Ah, yes. It all comes back to government. Why should these gangs of thugs called "governments" bind themselves to principles of justice? They need counterbalancing centers of power. Church. Economic interests. The small size of many of these countries is a problem for which James Madison has wise words in Federalist Paper #10. How do you trade with people who don't produce anything worth having? They won't produce anything without capital investment. No one will invest unless property is secure. If people can be sure of enjoying the fruit of their labors, they will labor.

The latest discussion of the merits of aid to Africa is in the City Journal (Winter 2008), "Hearts of Darkness: Trendy paternalism is keeping Africa in chains" by Michael Knox Beran.
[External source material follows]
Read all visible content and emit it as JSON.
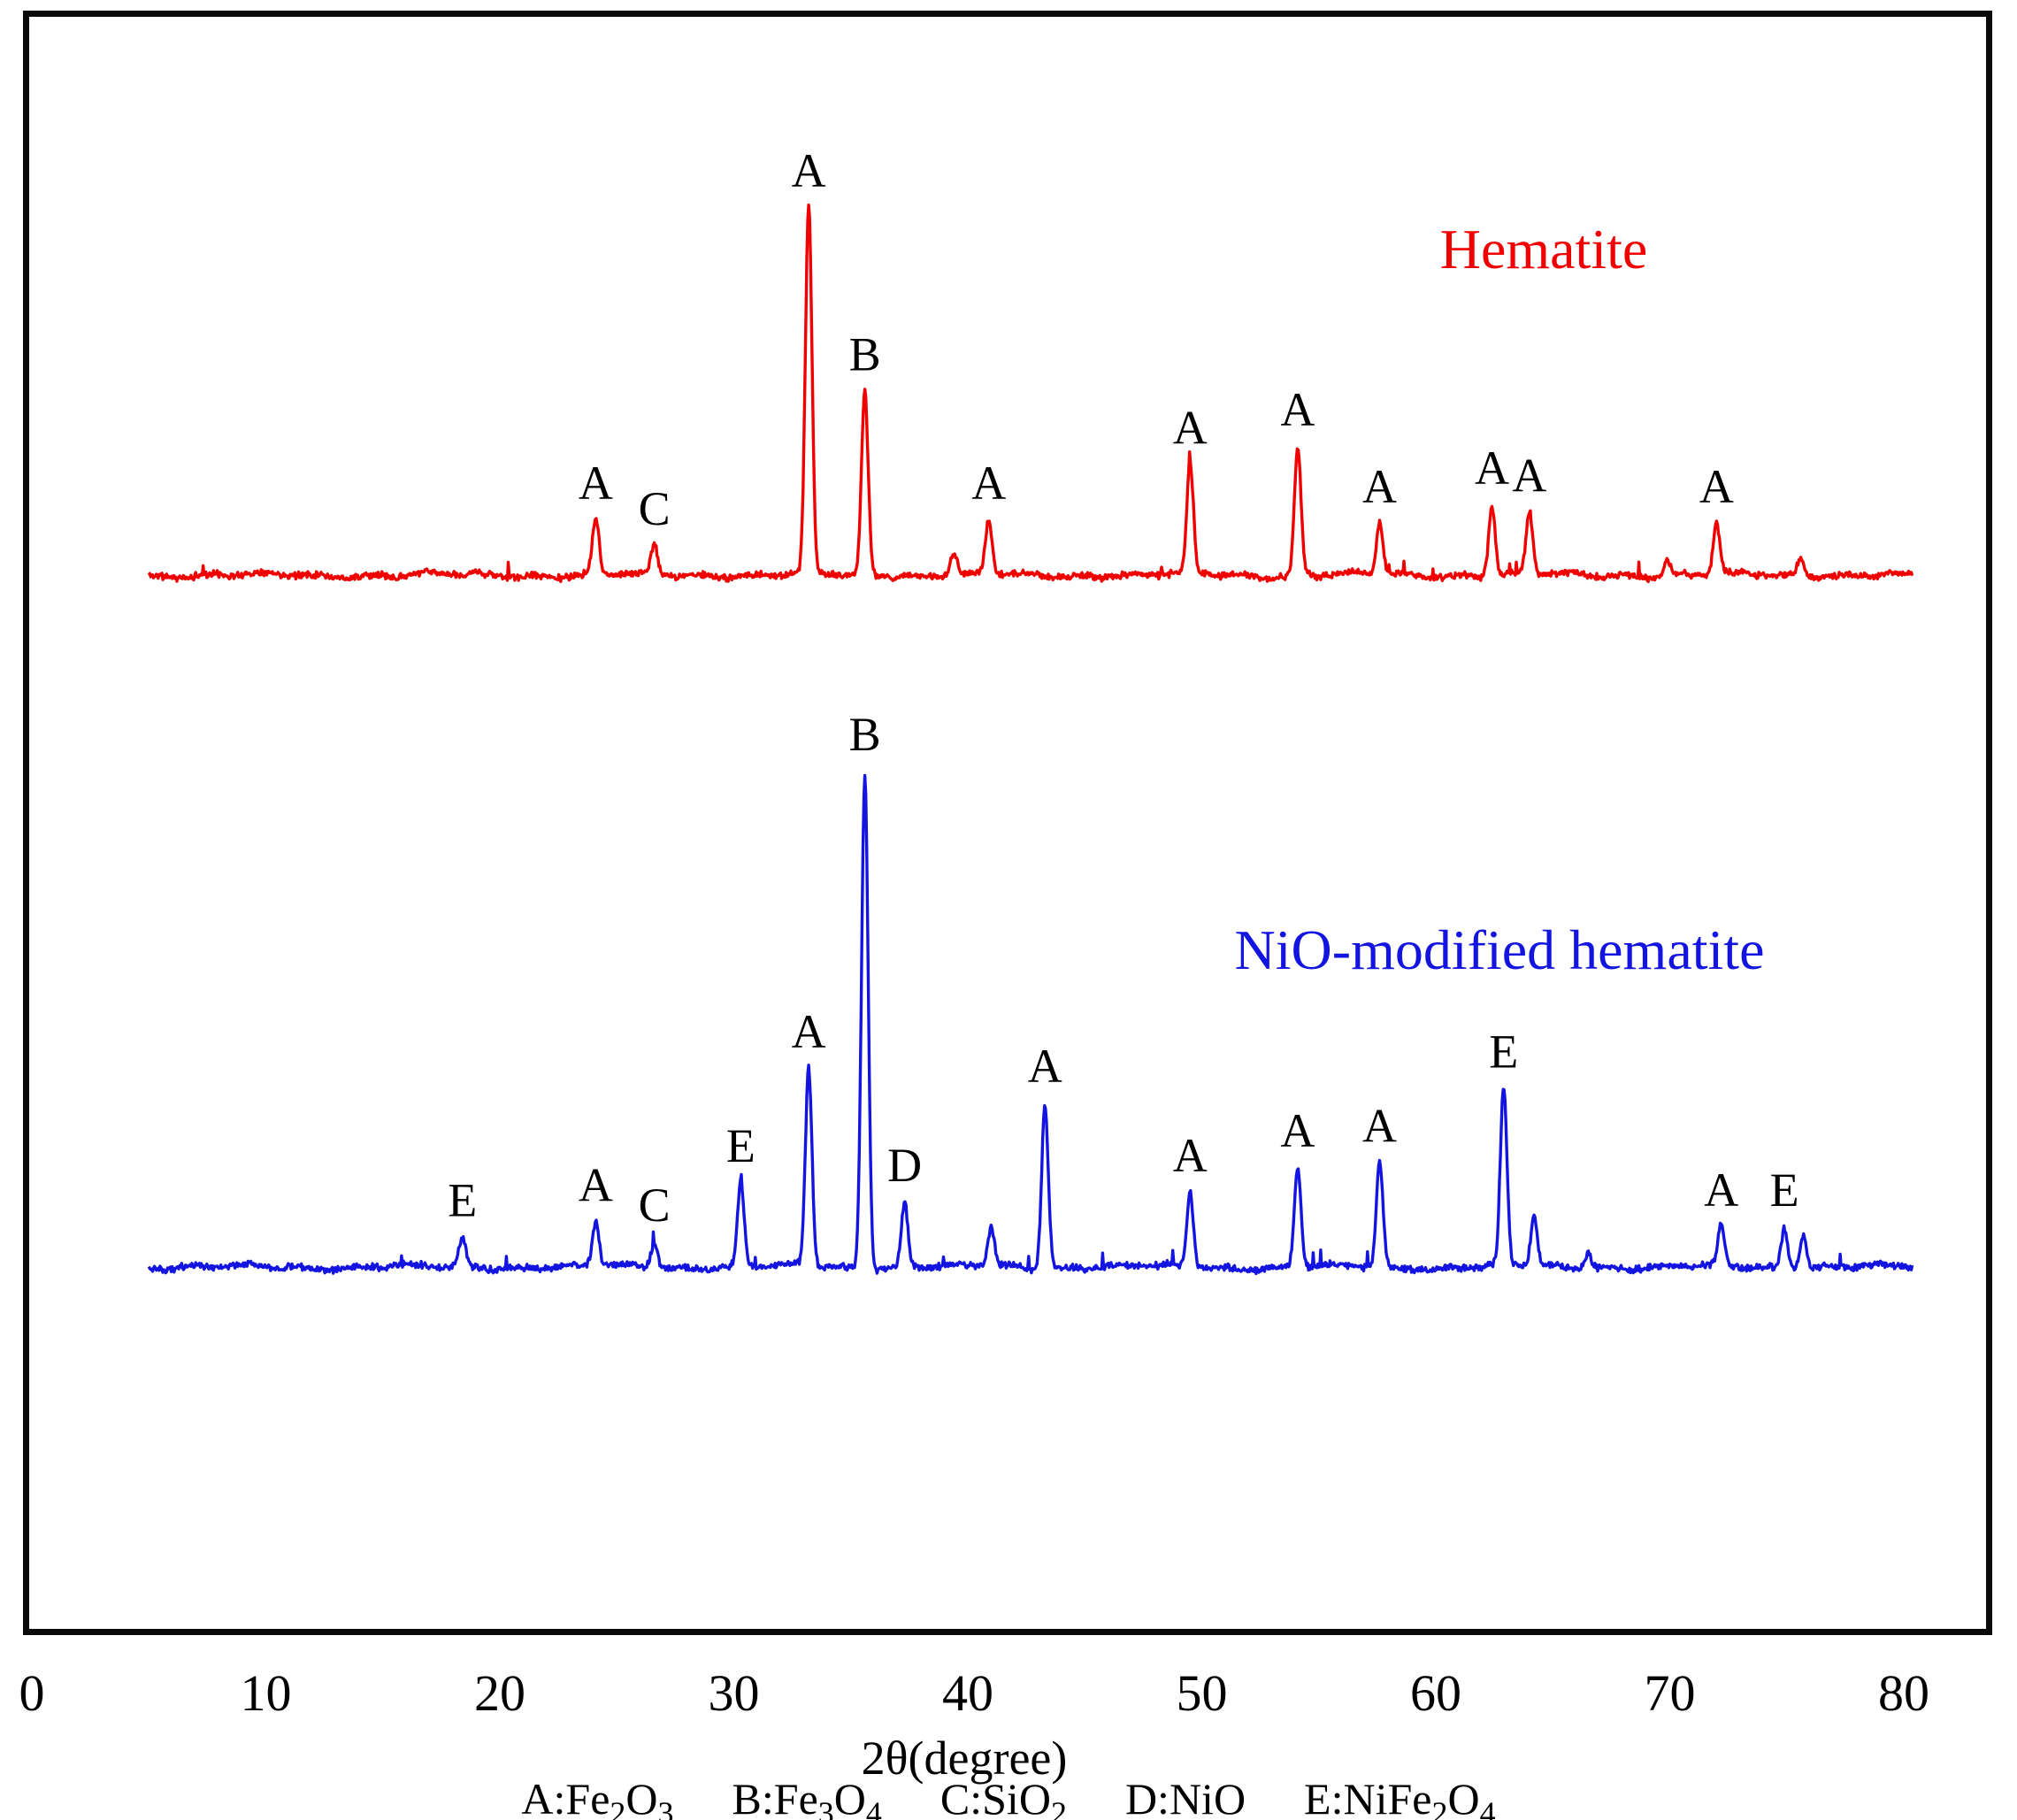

You should also look at a recent New York Sun essay by Amity Shlaes ("One Flawed Gift," Feb. 28, 2008) author of The Forgotten Man: A New History of the Great Depression. Her point is, "The 2.3 trillion in aid America and allies have spent in Africa over a half century has been a counter-productive distraction from achieving stable growth."

A missionary to a particular African country who, unlike his suffering church, was recently released from prison and expelled from the country, recommended Martin Meredith's The Fate of Africa which, I am told, attributes much of Africa's problems to bad governance. That conclusion should be universally obvious. Sadly, it is not.